The redevelopment of the former NDP HQ appears to be moving forward after Prime Minister Moustafa Madbouly last week transferred to the land to two developers who, according to the chairman of the Sovereign Fund of Egypt’s tourism sub-fund, will embark on a USD 5 bn project backed by Gulf capital.

MEET THE DEVELOPERS-

Handing over the land: The PM last week directed the SFE to transfer the ownership of the land of the dissolved National Democratic Party’s headquarters to two developers, who will be in charge of redeveloping the area, according to a decision published in the Official Gazette on 16 August.

Remember: The area is set to be transformed into a hotel as part of several landmark projects to develop old buildings in central Cairo and make the area more attractive for investments. The SFE had invited private-sector investors to bid for the project in a tender in 2022 and was expected to announce the results before the end of the year. Planning Minister Hala El Said said in June that the chosen consortium would be announced within two weeks (watch, runtime: 18:32).

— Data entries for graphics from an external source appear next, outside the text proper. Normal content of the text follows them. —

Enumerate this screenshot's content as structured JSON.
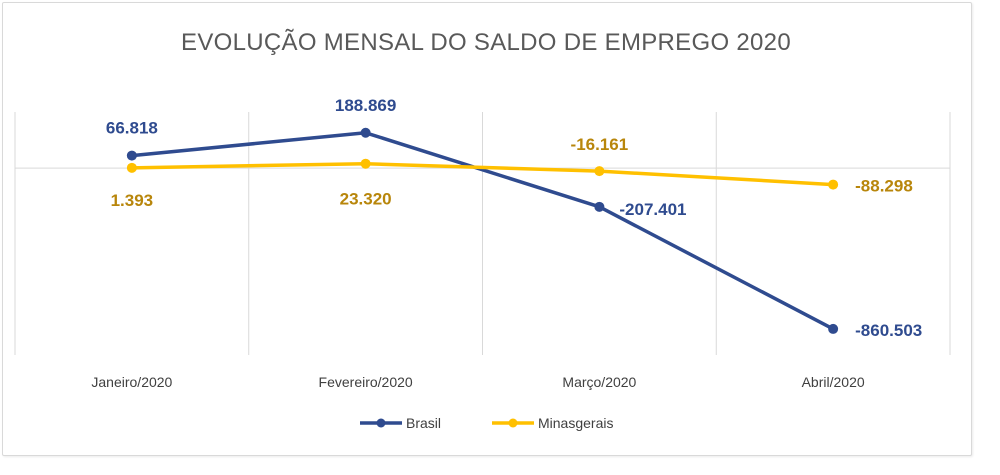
{
  "chart_data": {
    "type": "line",
    "title": "EVOLUÇÃO MENSAL DO SALDO DE EMPREGO 2020",
    "categories": [
      "Janeiro/2020",
      "Fevereiro/2020",
      "Março/2020",
      "Abril/2020"
    ],
    "ylim": [
      -1000000,
      300000
    ],
    "grid": "vertical",
    "legend": "bottom",
    "series": [
      {
        "name": "Brasil",
        "color": "#2f4b8f",
        "values": [
          66818,
          188869,
          -207401,
          -860503
        ],
        "labels": [
          "66.818",
          "188.869",
          "-207.401",
          "-860.503"
        ]
      },
      {
        "name": "Minasgerais",
        "color": "#ffc000",
        "label_color": "#b8860b",
        "values": [
          1393,
          23320,
          -16161,
          -88298
        ],
        "labels": [
          "1.393",
          "23.320",
          "-16.161",
          "-88.298"
        ]
      }
    ]
  }
}
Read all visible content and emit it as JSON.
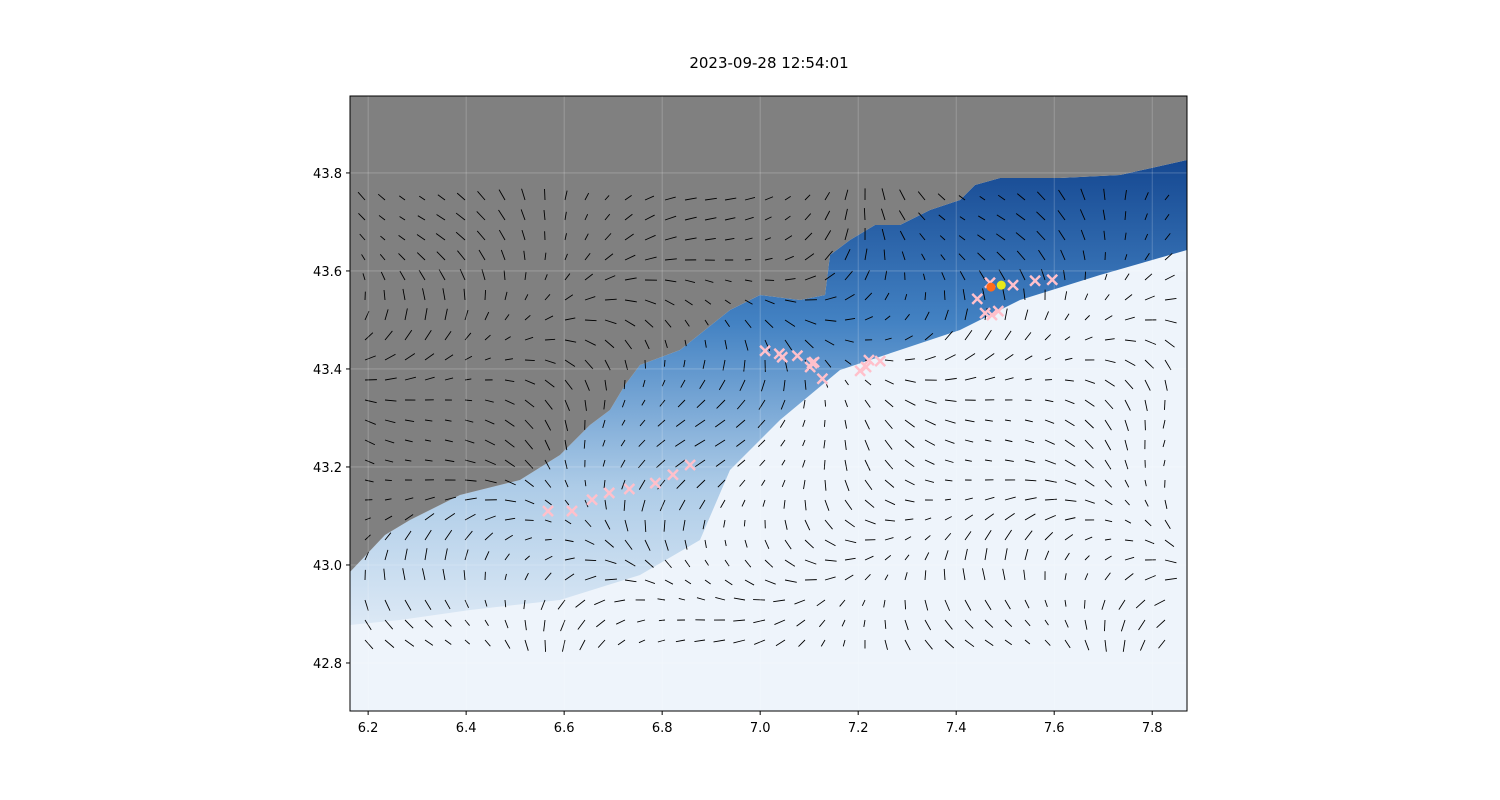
{
  "chart_data": {
    "type": "scatter",
    "title": "2023-09-28 12:54:01",
    "xlim": [
      6.163,
      7.871
    ],
    "ylim": [
      42.702,
      43.957
    ],
    "xticks": [
      6.2,
      6.4,
      6.6,
      6.8,
      {
        "value": 7.0,
        "label": "7.0"
      },
      7.2,
      7.4,
      7.6,
      7.8
    ],
    "yticks": [
      42.8,
      {
        "value": 43.0,
        "label": "43.0"
      },
      43.2,
      43.4,
      43.6,
      43.8
    ],
    "grid": true,
    "series": [
      {
        "marker": "x",
        "color": "#ffc0cb",
        "x": [
          6.567,
          6.616,
          6.657,
          6.692,
          6.733,
          6.786,
          6.822,
          6.857,
          7.01,
          7.039,
          7.045,
          7.076,
          7.106,
          7.11,
          7.102,
          7.127,
          7.204,
          7.216,
          7.222,
          7.245,
          7.443,
          7.459,
          7.473,
          7.486,
          7.516,
          7.561,
          7.596,
          7.469
        ],
        "values": [
          43.11,
          43.11,
          43.133,
          43.147,
          43.155,
          43.167,
          43.184,
          43.204,
          43.437,
          43.431,
          43.424,
          43.427,
          43.412,
          43.414,
          43.404,
          43.38,
          43.396,
          43.404,
          43.418,
          43.416,
          43.543,
          43.514,
          43.51,
          43.518,
          43.571,
          43.58,
          43.582,
          43.576
        ]
      },
      {
        "marker": "o",
        "color": "#ff6a1a",
        "x": [
          7.471
        ],
        "values": [
          43.567
        ]
      },
      {
        "marker": "o",
        "color": "#e8e81a",
        "x": [
          7.492
        ],
        "values": [
          43.571
        ]
      }
    ]
  }
}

Enter Nilus: The SFE’s tourism sub-fund will transfer the 16.6k square-meter plot of land to Nilus Hotel and Commercial Services and Nilu s Residential Services, according to the decision.

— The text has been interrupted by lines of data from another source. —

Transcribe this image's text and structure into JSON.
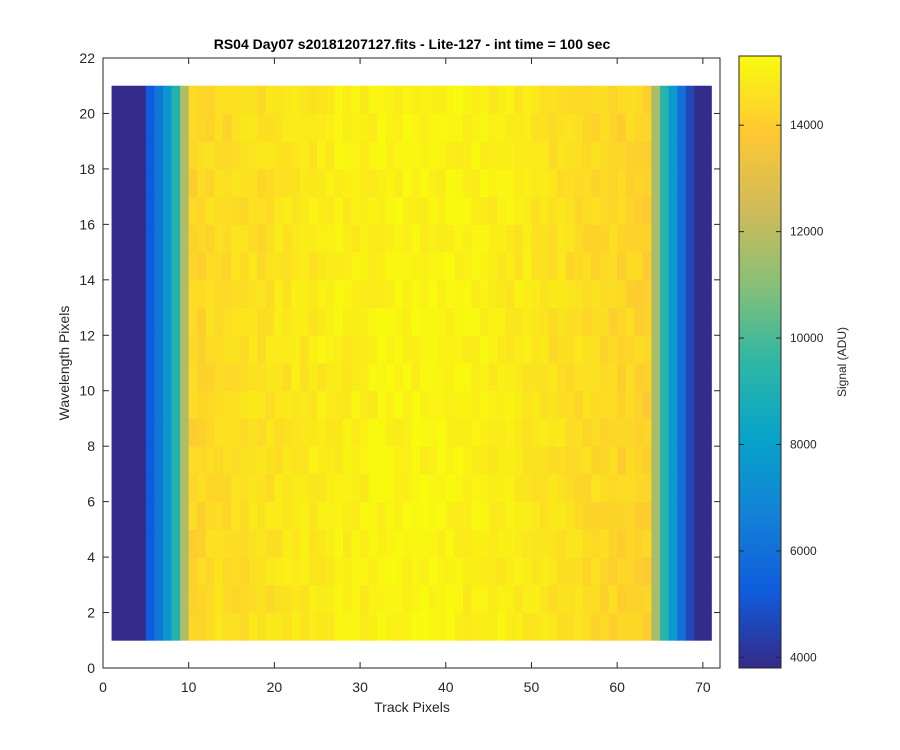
{
  "chart_data": {
    "type": "heatmap",
    "title": "RS04 Day07  s20181207127.fits - Lite-127 - int time = 100 sec",
    "xlabel": "Track Pixels",
    "ylabel": "Wavelength Pixels",
    "xlim": [
      0,
      72
    ],
    "ylim": [
      0,
      22
    ],
    "xticks": [
      0,
      10,
      20,
      30,
      40,
      50,
      60,
      70
    ],
    "yticks": [
      0,
      2,
      4,
      6,
      8,
      10,
      12,
      14,
      16,
      18,
      20,
      22
    ],
    "x_range": [
      1,
      71
    ],
    "y_range": [
      1,
      21
    ],
    "n_cols": 70,
    "n_rows": 20,
    "column_profile_adu": [
      3850,
      3850,
      3850,
      3850,
      5200,
      6200,
      7500,
      9200,
      11800,
      14200,
      14300,
      14400,
      14500,
      14400,
      14500,
      14500,
      14600,
      14500,
      14600,
      14700,
      14700,
      14800,
      14800,
      14800,
      14900,
      14900,
      15000,
      14900,
      15000,
      15000,
      15000,
      15100,
      15100,
      15100,
      15100,
      15100,
      15100,
      15200,
      15100,
      15100,
      15100,
      15000,
      15000,
      15000,
      14900,
      14900,
      14900,
      14800,
      14800,
      14700,
      14700,
      14600,
      14600,
      14500,
      14500,
      14400,
      14400,
      14300,
      14300,
      14200,
      14300,
      14200,
      14100,
      11600,
      9300,
      7700,
      6000,
      4600,
      3850,
      3850
    ],
    "row_noise_amplitude_adu": 250,
    "colorbar": {
      "label": "Signal (ADU)",
      "range": [
        3800,
        15300
      ],
      "ticks": [
        4000,
        6000,
        8000,
        10000,
        12000,
        14000
      ],
      "colormap": "parula",
      "stops": [
        "#352a87",
        "#0f5cdd",
        "#1481d6",
        "#06a4ca",
        "#2eb7a4",
        "#87bf77",
        "#d1bb59",
        "#fec832",
        "#f9fb0e"
      ]
    }
  }
}
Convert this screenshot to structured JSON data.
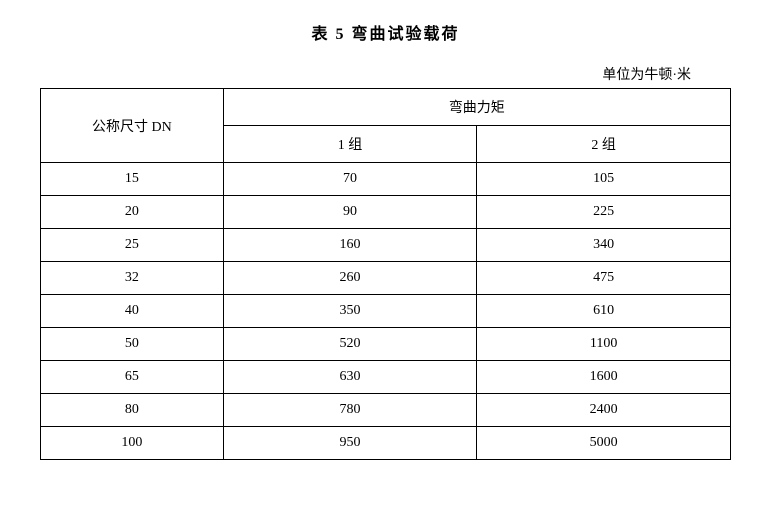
{
  "title": "表 5   弯曲试验载荷",
  "unit_label": "单位为牛顿·米",
  "table": {
    "header": {
      "col_dn": "公称尺寸 DN",
      "col_moment": "弯曲力矩",
      "group1": "1 组",
      "group2": "2 组"
    },
    "rows": [
      {
        "dn": "15",
        "g1": "70",
        "g2": "105"
      },
      {
        "dn": "20",
        "g1": "90",
        "g2": "225"
      },
      {
        "dn": "25",
        "g1": "160",
        "g2": "340"
      },
      {
        "dn": "32",
        "g1": "260",
        "g2": "475"
      },
      {
        "dn": "40",
        "g1": "350",
        "g2": "610"
      },
      {
        "dn": "50",
        "g1": "520",
        "g2": "1100"
      },
      {
        "dn": "65",
        "g1": "630",
        "g2": "1600"
      },
      {
        "dn": "80",
        "g1": "780",
        "g2": "2400"
      },
      {
        "dn": "100",
        "g1": "950",
        "g2": "5000"
      }
    ]
  },
  "styling": {
    "font_family": "SimSun",
    "title_fontsize": 16,
    "cell_fontsize": 14,
    "border_color": "#000000",
    "background_color": "#ffffff",
    "text_color": "#000000"
  }
}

This appears to be a JV between the SFE and Gulf investors: Both companies count two of the sub-fund’s directors — the SFE’s former chief investment officer Abdalla ElEbiary and Ihab Rizk — as well as its CEO, Amr Elhamy, on their boards. Elhamy El Zayat, chairman of the tourism sub-fund, reportedly told Al Manassa that Emirati investors hold stakes in the firms. El Zayat didn’t disclose the names of the investors nor the size of their stakes. A source at the SFE declined to comment when we reached out.

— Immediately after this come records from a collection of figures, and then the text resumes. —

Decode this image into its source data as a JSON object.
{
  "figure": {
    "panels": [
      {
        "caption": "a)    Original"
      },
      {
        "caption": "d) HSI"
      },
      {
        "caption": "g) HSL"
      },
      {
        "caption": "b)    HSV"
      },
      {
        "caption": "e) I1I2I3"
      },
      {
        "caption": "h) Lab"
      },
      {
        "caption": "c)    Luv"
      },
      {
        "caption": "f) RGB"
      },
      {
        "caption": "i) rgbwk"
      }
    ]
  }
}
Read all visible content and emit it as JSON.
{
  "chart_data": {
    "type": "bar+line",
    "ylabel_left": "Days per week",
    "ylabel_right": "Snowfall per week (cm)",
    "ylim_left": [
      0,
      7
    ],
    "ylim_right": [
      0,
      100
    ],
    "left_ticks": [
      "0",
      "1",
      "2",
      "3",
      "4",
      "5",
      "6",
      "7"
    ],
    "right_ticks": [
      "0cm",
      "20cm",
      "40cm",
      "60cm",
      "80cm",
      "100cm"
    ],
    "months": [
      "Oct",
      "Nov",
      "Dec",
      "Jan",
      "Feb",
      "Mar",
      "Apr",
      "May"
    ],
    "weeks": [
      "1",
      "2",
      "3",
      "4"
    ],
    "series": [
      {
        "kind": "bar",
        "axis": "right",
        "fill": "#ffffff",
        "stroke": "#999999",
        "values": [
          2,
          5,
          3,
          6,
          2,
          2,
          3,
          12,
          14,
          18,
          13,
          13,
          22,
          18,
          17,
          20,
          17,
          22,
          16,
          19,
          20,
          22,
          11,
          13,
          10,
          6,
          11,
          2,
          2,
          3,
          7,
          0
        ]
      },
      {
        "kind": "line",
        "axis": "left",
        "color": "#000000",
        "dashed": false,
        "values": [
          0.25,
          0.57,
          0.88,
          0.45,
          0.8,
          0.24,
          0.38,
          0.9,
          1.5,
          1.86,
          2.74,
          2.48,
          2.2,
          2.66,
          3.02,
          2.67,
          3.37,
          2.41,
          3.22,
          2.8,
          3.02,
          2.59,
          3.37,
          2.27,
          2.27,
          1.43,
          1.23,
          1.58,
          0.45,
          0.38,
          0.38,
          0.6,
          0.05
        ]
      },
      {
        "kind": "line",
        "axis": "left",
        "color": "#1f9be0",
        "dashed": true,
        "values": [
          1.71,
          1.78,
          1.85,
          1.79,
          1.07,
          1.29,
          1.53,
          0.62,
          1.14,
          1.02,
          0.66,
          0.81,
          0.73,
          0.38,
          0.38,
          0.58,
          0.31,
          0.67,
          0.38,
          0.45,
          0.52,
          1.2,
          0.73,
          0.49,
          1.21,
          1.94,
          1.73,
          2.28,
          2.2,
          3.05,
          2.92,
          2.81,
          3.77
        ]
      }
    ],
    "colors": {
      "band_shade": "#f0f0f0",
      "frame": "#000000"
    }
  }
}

Remember: A number of Emirati companies were reported earlier this year to be in the running for the tender.

A SEVEN-FIGURE INVESTMENT-

Big money: The redevelopment plans will see around USD 5 bn invested in a 7-star, 220-meter high hotel, residential buildings, and a multi-storey garage with capacity of up to 6k cars, El Zayat told the news outlet. Most of the financing will come from outside the country, he said, without providing further details.

We’re looking at an end-2029 completion date: The company expects to have received the required permits in the coming weeks, allowing it to start work before the end of the year, El Zayat said, adding that it will take six years to complete.

FX revenues for the state: The final agreement will hand Nilus usufruct rights to the land, allowing the state to charge an annual fee in FX, in addition to receiving a portion of the revenues from the project, he said.